The naming of the park in 1989 also coincided with the completion of a $722,000 renovation of the site, which included the addition of an ADA-accessible play area, new game tables and benches, an information kiosk, and ornamental steel fencing. Further upgrades to the playground were made in 1998 including the installation of new playground equipment with safety surfacing and handball courts. In 1999, the play area was named the "Mary Collins Playscape" in recognition a local community activist that had died in 1997 and dedicated her efforts to improving the park. Collins headed the Lexington East Twenties Society, an organization that was involved in the 1996 "Take Back Albano Park" initiative and also donated funds for programming activities at the park to bring more parents and children to the playground and prevent the space from being overrun by loiterers. The park has continued to faced problems of strangers that loiter in the park, including homeless individuals from a nearby shelter. In 2015, signs were installed around the children's playground, restricting the area from adults unaccompanied by children.

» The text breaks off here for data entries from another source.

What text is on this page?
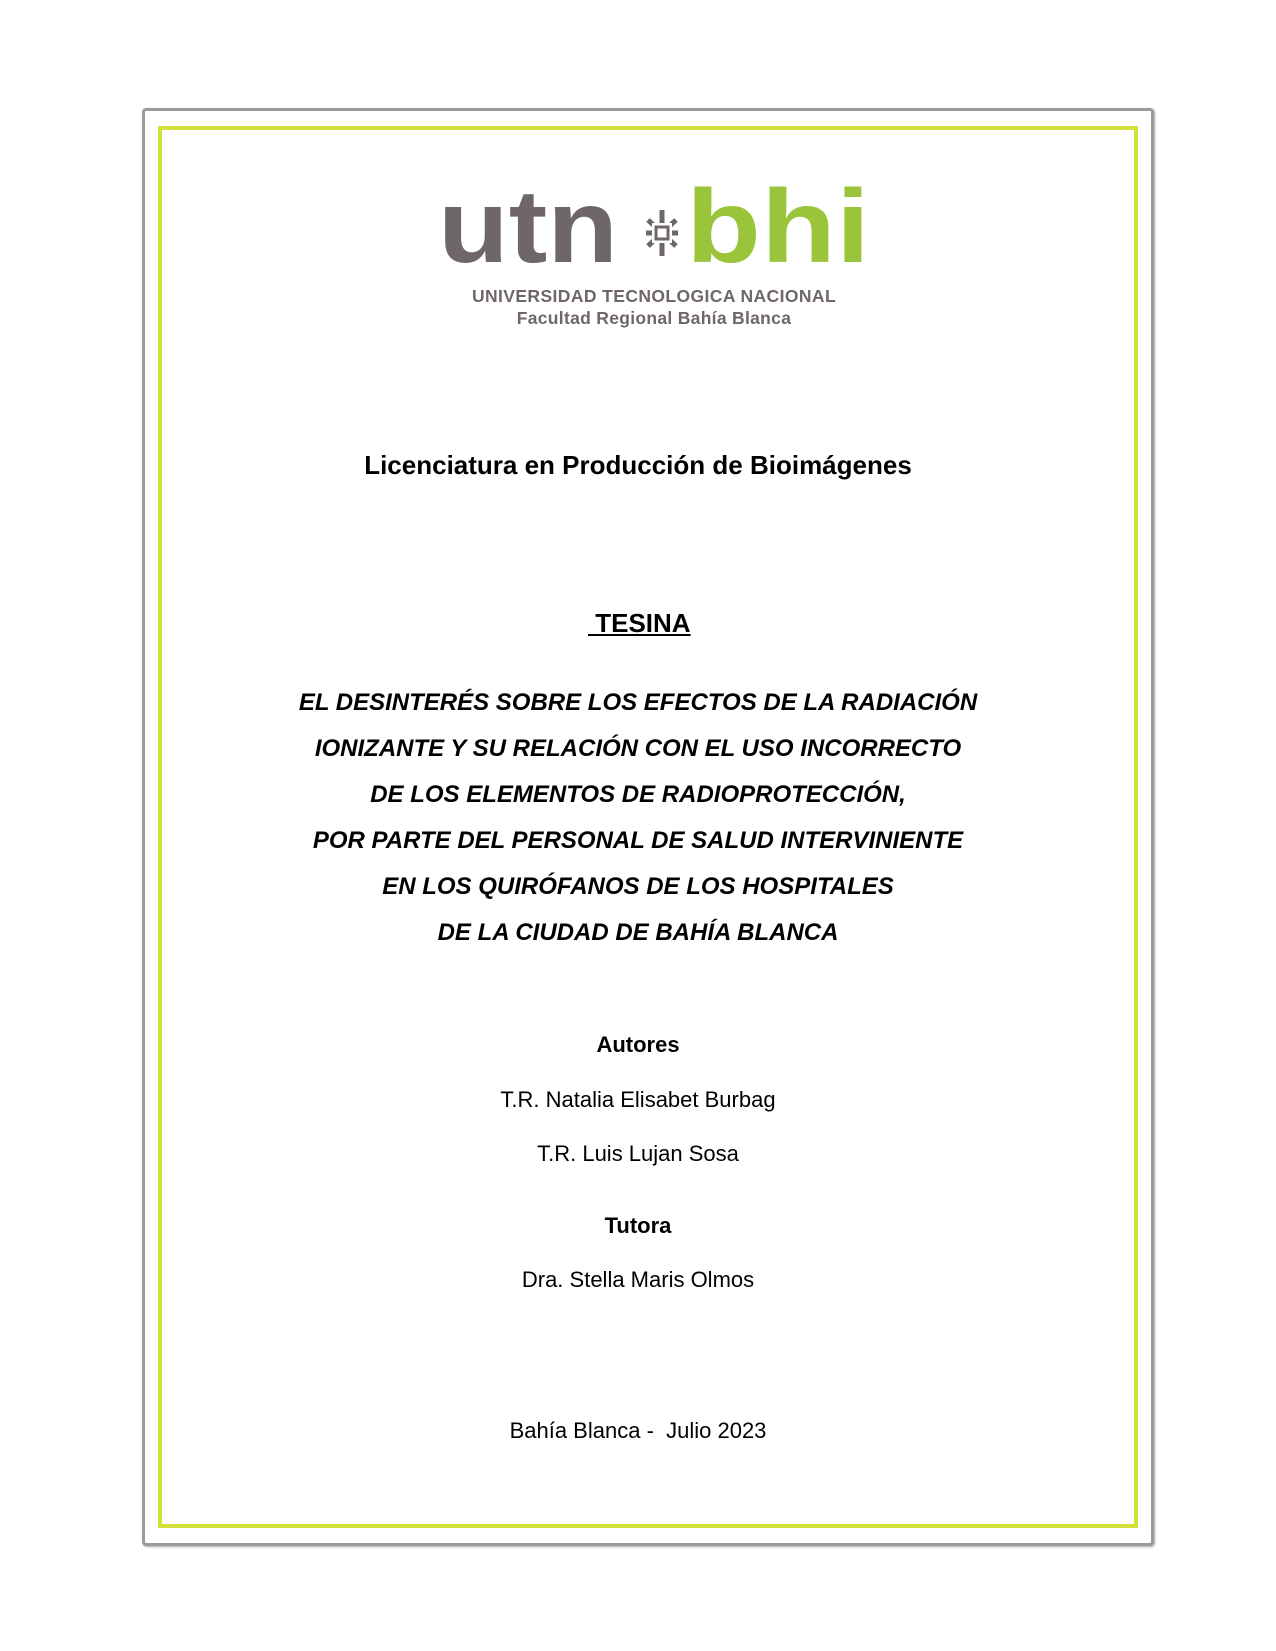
utn bhi
UNIVERSIDAD TECNOLOGICA NACIONAL
Facultad Regional Bahía Blanca
Licenciatura en Producción de Bioimágenes
TESINA
EL DESINTERÉS SOBRE LOS EFECTOS DE LA RADIACIÓN
IONIZANTE Y SU RELACIÓN CON EL USO INCORRECTO
DE LOS ELEMENTOS DE RADIOPROTECCIÓN,
POR PARTE DEL PERSONAL DE SALUD INTERVINIENTE
EN LOS QUIRÓFANOS DE LOS HOSPITALES
DE LA CIUDAD DE BAHÍA BLANCA
Autores
T.R. Natalia Elisabet Burbag
T.R. Luis Lujan Sosa
Tutora
Dra. Stella Maris Olmos
Bahía Blanca -  Julio 2023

The park was renovated again between November 2023 and October 2024; the project involved the installation of a new playground equipment with safety surfacing, an asphalt play area, a new spray shower, and reconstruction of the handball courts. A ribbon cutting ceremony to mark the completion of the park's reconstruction was held on December 20, 2024, which was attended by council member Carlina Rivera, Manhattan Borough President Mark Levine, and New York State senator Kristen Gonzalez. A complexity in performing renovations at the park is that the property is still owned by MTA Bridges and Tunnels, which requires the Parks Department to obtain an agreement from the MTA for the work to proceed.